Possible. But there's still potential problems with that, tying in to the article's main issue of potential feedback loops/bias in ML algorithms. Let's assume pay is correlated to perf/job title, and members of group X are consistently rated 80% of what a member of group Y would earn for identical performance by unintentionally biased managers. Let's assume that they're all similarly 80% as likely to be promoted given identical performance. Anyone looking at the data would find that pay for X and Y members is fair given their perf scores/job titles, and that members of X tend to underperform compared to Y. They could suspect bias in perf from that, or they could conclude that members of X are fairly paid but statistically underperforming. An objective evaluation of a biased/unfair dataset doesn't necessarily guarantee a fair/objective outcome.
I think you're right and obviously making the machine make suboptimal decisions is definitely not a good solution.

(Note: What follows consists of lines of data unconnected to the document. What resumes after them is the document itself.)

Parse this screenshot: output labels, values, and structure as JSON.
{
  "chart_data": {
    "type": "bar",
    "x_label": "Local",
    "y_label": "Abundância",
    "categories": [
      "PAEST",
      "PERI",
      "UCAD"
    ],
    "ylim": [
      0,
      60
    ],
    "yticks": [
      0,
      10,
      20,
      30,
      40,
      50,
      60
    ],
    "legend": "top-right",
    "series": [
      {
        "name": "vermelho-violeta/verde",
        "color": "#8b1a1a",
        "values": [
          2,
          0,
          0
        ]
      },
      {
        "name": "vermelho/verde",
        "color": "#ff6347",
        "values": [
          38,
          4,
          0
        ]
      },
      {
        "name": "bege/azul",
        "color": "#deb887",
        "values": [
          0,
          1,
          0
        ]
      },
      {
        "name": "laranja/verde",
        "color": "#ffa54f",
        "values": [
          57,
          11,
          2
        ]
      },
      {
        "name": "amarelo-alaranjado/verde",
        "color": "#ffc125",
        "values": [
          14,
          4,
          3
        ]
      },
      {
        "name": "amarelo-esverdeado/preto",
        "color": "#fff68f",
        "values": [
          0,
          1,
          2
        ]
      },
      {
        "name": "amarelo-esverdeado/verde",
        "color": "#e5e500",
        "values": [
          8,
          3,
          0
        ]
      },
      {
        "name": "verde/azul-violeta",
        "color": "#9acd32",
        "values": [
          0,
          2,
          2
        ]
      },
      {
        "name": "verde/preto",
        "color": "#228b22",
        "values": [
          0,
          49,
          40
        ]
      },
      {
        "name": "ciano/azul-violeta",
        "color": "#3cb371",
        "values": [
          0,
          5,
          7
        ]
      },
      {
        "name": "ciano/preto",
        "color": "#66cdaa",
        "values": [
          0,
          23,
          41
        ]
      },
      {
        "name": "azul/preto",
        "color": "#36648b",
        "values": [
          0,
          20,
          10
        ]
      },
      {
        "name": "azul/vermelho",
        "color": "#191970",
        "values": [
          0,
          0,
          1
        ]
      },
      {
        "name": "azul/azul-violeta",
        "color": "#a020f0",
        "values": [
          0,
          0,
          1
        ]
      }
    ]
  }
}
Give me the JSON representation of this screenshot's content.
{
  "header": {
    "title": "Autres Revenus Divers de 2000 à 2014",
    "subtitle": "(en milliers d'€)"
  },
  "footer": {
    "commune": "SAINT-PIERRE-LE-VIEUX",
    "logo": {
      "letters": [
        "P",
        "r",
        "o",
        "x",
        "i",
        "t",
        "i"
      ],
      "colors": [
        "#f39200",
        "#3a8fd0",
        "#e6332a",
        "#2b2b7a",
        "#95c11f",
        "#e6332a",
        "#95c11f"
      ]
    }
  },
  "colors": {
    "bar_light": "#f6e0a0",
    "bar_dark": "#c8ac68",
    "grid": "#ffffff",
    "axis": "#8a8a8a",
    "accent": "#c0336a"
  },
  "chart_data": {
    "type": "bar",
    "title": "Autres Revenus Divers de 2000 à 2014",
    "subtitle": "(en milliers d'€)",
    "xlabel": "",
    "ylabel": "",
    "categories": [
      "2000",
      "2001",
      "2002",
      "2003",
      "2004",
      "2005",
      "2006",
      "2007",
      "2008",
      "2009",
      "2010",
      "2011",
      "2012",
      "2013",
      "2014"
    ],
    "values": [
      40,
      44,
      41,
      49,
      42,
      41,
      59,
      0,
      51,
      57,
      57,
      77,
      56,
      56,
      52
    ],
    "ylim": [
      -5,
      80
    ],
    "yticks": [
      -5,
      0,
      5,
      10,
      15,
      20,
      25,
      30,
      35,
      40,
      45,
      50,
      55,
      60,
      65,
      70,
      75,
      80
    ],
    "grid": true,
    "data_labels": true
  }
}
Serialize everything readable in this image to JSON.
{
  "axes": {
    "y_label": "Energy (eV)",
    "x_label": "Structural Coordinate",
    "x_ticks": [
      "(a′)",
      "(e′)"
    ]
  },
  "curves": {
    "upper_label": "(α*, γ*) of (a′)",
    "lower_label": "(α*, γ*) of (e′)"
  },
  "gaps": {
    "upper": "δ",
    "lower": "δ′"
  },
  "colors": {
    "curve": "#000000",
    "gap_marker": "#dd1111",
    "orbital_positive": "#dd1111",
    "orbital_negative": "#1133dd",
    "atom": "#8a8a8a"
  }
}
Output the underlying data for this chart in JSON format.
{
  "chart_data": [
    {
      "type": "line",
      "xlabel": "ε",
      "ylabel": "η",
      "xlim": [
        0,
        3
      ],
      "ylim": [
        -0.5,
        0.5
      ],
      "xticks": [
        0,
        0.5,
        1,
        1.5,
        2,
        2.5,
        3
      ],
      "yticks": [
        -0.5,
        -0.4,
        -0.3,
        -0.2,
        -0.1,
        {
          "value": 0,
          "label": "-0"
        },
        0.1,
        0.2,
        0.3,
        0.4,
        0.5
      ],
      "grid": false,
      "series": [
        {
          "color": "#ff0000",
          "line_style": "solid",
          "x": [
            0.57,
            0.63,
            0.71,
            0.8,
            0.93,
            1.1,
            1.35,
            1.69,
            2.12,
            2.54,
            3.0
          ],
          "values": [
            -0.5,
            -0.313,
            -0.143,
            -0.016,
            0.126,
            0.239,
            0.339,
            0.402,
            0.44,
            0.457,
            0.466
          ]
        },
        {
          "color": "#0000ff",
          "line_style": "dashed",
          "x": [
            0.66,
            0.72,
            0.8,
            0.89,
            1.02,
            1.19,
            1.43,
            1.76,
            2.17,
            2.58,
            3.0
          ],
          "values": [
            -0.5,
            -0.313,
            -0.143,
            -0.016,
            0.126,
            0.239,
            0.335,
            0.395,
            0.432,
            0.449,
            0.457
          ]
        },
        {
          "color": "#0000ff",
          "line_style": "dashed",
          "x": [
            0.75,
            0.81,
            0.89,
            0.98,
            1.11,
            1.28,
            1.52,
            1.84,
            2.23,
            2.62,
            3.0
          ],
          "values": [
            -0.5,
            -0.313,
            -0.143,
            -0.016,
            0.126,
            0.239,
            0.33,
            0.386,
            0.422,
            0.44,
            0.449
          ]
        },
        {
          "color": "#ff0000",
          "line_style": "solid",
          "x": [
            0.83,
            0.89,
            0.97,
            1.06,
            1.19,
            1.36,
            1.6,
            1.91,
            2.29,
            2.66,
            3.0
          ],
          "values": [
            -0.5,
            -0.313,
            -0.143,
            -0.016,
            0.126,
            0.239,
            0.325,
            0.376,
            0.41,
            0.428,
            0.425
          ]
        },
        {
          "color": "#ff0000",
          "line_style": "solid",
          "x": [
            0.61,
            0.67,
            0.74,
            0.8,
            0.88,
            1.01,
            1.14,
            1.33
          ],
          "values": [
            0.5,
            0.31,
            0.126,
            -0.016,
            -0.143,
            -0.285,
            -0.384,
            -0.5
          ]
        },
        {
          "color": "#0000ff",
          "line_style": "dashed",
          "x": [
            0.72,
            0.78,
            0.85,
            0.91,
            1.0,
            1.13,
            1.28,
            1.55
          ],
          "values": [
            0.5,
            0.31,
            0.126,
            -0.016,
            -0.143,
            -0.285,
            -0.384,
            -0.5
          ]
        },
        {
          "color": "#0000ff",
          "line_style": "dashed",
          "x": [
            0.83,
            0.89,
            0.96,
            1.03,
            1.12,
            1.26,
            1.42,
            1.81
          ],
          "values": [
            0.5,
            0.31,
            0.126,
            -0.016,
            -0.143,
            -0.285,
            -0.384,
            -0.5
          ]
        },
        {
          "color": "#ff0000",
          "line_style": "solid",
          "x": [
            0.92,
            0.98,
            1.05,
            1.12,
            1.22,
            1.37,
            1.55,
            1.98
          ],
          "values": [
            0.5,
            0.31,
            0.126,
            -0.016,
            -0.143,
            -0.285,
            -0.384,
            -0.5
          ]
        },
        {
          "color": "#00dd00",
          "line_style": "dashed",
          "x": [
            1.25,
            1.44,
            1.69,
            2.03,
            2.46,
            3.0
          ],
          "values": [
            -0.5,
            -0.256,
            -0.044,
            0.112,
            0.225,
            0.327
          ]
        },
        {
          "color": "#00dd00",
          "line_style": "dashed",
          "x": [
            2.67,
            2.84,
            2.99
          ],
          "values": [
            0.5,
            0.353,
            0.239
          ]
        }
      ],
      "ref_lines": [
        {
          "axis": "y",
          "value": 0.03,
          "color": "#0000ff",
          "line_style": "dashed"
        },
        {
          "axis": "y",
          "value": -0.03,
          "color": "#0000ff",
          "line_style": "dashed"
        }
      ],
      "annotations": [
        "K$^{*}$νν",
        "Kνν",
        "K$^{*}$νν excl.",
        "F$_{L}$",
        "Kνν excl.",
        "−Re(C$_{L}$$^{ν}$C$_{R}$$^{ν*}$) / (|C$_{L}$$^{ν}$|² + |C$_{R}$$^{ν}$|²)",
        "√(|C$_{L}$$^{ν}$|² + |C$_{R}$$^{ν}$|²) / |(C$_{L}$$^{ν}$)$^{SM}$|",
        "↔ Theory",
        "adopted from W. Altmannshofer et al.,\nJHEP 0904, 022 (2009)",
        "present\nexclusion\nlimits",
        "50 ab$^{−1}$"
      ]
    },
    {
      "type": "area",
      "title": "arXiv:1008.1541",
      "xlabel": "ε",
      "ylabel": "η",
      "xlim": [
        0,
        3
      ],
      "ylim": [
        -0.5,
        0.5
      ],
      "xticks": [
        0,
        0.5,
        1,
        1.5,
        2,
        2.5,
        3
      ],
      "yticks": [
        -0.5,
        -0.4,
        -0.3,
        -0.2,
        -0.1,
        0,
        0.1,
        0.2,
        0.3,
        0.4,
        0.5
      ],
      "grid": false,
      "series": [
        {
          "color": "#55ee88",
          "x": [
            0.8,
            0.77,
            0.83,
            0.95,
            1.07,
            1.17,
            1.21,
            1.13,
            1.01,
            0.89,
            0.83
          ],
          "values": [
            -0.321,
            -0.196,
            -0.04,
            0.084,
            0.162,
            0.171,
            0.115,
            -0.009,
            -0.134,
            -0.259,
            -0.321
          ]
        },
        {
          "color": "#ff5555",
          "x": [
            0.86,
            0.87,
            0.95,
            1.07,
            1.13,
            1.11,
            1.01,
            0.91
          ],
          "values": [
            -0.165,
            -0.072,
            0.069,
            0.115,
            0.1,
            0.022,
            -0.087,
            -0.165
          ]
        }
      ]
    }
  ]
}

However I think a case can be made that certain protected attributes should be censored. Not to prevent the algorithm from making optimal decisions, but to prevent it from overfitting on those attributes. Which, if you think about it, is essentially what discrimination is.

If the algorithm is overfitting, it's costing its users money in the general case. Again, self righting. We don't need to hide the data we think it's overfitting on; any modern production ML system shouldn't have trouble with extraneous data. You don't see loan bots denying loans to people because they're named "Phil", for example, even though the bots have that information.

(Good) ML algorithms don't suffer from human biases; they don't know that there's a categorical difference between e.g. race and shoe size, so we don't need to hide race from these algorithms. That is, of course, unless one's explicit goal is to cripple and pessimize the algorithm for political reasons.